Exploring Affinity Appearance in Humanoid Robots and Training Stable Diffusion Models

In recent years, the integration of humanoid robots into daily life and commercial service scenarios has accelerated, highlighting the need for designs that foster user acceptance and trust. As a researcher focused on human-robot interaction, I have observed that the external appearance of a humanoid robot significantly influences emotional and functional perceptions. However, many existing humanoid robot designs prioritize engineering perspectives, resulting in cold, rigid aesthetics that lack affinity. This deficiency can trigger user resistance and reduce willingness to engage with the robot. To address this, I have embarked on a study to explore the affinity aspects of humanoid robot appearances and develop an AI-driven approach using Stable Diffusion (SD) models for efficient design generation. Affinity in design refers to the alignment of a product with human physiological and psychological factors, delivering pleasant, comfortable, and relaxed emotional experiences. By leveraging Kansei Engineering, I aim to translate subjective perceptions of affinity into quantifiable design elements, such as form, material, and color, and use these insights to train SD models for rapid, high-affinity design prototyping.

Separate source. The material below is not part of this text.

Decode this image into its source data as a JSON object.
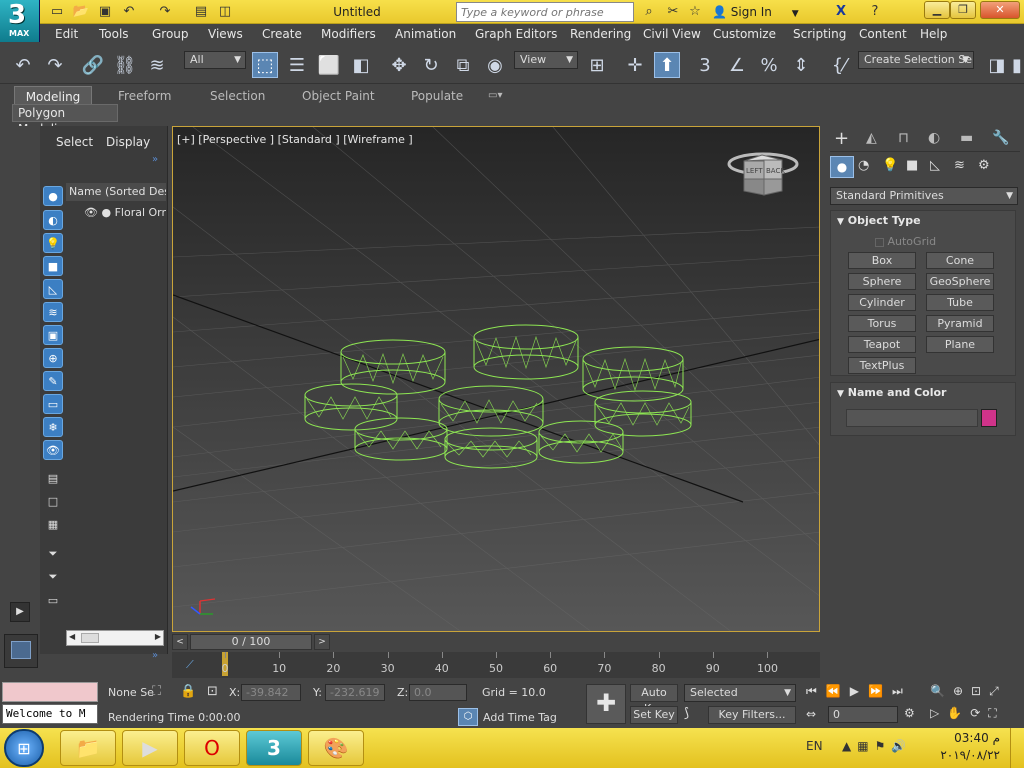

Affinity design for humanoid robots involves a multi-dimensional evaluation to capture user emotions. Through Kansei Engineering, I identified three key dimensions for measuring affinity: affinity degree (reflecting closeness and approachability), gentleness degree (representing warmth and care in style), and liveliness degree (indicating vitality and dynamism). These dimensions were derived from a selection of semantic differential pairs, such as “indifferent-affectionate,” “cold-gentle,” and “serious-lively,” which were voted on by design professionals to ensure relevance. To gather user feedback, I designed a questionnaire featuring abstracted elements of humanoid robot appearances, including head shapes (e.g., square, circle, vertical oval, horizontal oval, semi-circle), eye shapes (e.g., round, square, vertical oval, horizontal oval), body proportions (categorized into infant-like, child-like, adolescent, and adult figures with slim or robust builds), materials (plastic, fabric, metal, transparent with varying surface treatments), and colors (warm, cool, and neutral hues with adjusted saturation and brightness). A total of 645 valid responses were collected and analyzed using statistical methods like Kendall’s correlation, Spearman’s correlation, and Kruskal-Wallis H tests to determine the impact of each design element on affinity. The results revealed that head shape, facial expression, color, material, and body proportion, in descending order, most significantly influence affinity. For instance, horizontal oval heads and vertical oval eyes scored highest in affinity, while softer materials like fabric and low-saturation warm colors enhanced user perceptions. The correlation analysis showed strong positive relationships among the three affinity dimensions, confirming their consistency in evaluating humanoid robot designs.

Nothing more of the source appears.